In der Union hielt man sich am Montag mit Kritik an der CDU-Chefin zurück. Sylvia Pantel, Sprecherin des konservativen Berliner Kreises in der Union, sagte allerdings der "Bild"-Zeitung (Montag): "Es ist ein Fehler, politische Debatten immer wieder nur an Personen festzumachen. ... Die Antwort auf die scharfe Kritik durch Hans-Georg Maaßen darf daher nicht die Frage eines Parteiausschlusses, sondern muss vielmehr eine Aussprache über die von ihm aufgeworfenen Fragen sein." Der "Rheinischen Post" (Montag) sagte Pantel mit Blick auf das Thema Parteiausschluss: "Die Diskussion darüber schadet nur der CDU, und das können die Wahlkämpfer im Osten jetzt bestimmt nicht gebrauchen."

Die Werteunion nannte den Ex-Verfassungsschützer ein "Sprachrohr" konservativer Christdemokraten. Maaßen, der Mitglied der Werteunion ist, macht zurzeit Wahlkampf für die CDU in Sachsen, wo am 1. September ebenso wie in Brandenburg ein neuer Landtag gewählt wird. Es wird ein sehr knapper Wahlausgang im Rennen mit der AfD erwartet.

Kramp-Karrenbauer hatte kurz vor den schwierigen Wahlen - am 27. Oktober wird auch in Thüringen gewählt - mit Äußerungen zu einem möglichen Parteiausschlussverfahren gegen Maaßen Ärger auch in den eigenen Reihen ausgelöst. Viele ostdeutsche CDU-Politiker reagierten irritiert.

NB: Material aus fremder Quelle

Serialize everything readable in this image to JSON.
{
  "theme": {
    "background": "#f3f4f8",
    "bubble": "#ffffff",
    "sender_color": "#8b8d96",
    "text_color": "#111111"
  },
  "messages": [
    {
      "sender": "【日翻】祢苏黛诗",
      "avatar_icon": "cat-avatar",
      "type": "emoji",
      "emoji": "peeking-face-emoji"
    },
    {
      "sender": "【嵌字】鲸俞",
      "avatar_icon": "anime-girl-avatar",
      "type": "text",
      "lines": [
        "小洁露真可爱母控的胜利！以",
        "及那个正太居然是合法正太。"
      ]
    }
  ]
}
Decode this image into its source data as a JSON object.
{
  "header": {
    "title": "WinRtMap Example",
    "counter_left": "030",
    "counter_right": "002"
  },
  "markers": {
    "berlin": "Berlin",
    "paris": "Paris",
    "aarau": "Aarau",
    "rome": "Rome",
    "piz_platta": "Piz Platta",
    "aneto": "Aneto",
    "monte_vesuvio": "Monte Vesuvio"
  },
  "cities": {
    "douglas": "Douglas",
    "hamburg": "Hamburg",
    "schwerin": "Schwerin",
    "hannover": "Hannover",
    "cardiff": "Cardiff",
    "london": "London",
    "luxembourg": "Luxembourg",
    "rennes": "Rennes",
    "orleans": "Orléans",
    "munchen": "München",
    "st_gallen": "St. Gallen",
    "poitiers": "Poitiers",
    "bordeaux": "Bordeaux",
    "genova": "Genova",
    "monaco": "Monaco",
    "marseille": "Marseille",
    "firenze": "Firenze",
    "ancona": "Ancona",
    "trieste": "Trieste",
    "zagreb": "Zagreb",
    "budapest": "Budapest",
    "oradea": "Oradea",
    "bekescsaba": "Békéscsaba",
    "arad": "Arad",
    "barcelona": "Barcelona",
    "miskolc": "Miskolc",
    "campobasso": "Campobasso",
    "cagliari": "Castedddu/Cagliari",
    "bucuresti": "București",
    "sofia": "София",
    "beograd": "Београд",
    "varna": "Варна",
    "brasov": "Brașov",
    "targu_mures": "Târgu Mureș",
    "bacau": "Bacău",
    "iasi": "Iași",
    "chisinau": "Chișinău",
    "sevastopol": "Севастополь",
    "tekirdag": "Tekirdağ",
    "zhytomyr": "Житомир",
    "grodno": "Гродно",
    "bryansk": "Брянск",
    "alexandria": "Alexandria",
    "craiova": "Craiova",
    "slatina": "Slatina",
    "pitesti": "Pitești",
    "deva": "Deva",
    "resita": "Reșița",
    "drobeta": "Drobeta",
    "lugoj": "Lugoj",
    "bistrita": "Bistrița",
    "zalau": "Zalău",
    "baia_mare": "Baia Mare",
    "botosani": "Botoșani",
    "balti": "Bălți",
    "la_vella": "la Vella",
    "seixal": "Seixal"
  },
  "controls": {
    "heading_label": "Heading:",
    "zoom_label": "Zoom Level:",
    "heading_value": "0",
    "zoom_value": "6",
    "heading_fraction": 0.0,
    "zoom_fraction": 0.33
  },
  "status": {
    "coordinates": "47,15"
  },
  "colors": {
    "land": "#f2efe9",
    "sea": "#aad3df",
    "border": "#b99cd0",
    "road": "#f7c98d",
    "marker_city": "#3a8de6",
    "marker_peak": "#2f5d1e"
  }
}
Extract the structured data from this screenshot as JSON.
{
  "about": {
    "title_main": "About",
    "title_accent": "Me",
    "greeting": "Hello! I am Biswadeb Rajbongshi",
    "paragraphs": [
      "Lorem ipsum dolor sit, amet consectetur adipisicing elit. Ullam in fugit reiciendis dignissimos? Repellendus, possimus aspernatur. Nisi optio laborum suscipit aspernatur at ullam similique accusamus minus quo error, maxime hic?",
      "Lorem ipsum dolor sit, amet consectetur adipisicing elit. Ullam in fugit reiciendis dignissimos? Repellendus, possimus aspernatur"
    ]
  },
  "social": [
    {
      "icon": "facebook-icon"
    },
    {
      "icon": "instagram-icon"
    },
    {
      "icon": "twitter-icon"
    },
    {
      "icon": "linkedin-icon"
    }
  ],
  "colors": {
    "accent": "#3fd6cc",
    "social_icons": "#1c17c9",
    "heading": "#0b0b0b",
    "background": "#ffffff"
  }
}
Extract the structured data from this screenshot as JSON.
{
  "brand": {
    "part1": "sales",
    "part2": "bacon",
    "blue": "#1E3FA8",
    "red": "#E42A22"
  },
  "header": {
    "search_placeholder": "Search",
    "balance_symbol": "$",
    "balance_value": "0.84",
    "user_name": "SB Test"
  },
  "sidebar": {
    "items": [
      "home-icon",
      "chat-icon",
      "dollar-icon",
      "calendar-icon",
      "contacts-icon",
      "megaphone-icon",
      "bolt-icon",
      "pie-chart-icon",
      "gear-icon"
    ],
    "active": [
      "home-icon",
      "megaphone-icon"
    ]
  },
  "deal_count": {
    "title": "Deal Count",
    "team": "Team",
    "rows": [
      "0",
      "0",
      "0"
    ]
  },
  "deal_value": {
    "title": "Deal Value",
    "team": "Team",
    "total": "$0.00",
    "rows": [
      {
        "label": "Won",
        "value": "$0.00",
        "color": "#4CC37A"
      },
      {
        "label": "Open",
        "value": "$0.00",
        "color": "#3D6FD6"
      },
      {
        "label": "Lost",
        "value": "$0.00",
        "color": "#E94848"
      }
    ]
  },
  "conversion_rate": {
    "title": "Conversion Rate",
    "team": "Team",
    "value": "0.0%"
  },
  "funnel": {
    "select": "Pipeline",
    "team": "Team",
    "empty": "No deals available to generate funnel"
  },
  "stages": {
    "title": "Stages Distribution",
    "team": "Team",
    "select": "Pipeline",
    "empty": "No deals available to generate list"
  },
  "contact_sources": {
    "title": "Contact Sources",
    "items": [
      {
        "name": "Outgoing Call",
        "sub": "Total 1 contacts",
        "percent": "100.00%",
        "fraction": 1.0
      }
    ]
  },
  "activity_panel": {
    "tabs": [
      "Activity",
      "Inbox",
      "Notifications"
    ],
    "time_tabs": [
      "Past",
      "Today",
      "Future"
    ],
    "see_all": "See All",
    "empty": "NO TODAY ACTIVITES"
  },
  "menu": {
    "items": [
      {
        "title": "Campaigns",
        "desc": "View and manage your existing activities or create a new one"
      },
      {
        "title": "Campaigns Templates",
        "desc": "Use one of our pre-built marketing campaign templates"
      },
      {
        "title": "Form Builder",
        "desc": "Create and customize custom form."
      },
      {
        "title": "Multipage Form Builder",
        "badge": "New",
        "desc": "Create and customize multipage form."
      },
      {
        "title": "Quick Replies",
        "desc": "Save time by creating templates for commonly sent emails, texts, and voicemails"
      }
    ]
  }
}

Der Funke-Mediengruppe hatte Kramp-Karrenbauer gesagt: "Es gibt aus gutem Grund hohe Hürden, jemanden aus einer Partei auszuschließen. Aber ich sehe bei Herrn Maaßen keine Haltung, die ihn mit der CDU noch wirklich verbindet." Später sah sich die Parteichefin zu der Klarstellung gezwungen, dass sie keinen Parteiausschluss gefordert habe.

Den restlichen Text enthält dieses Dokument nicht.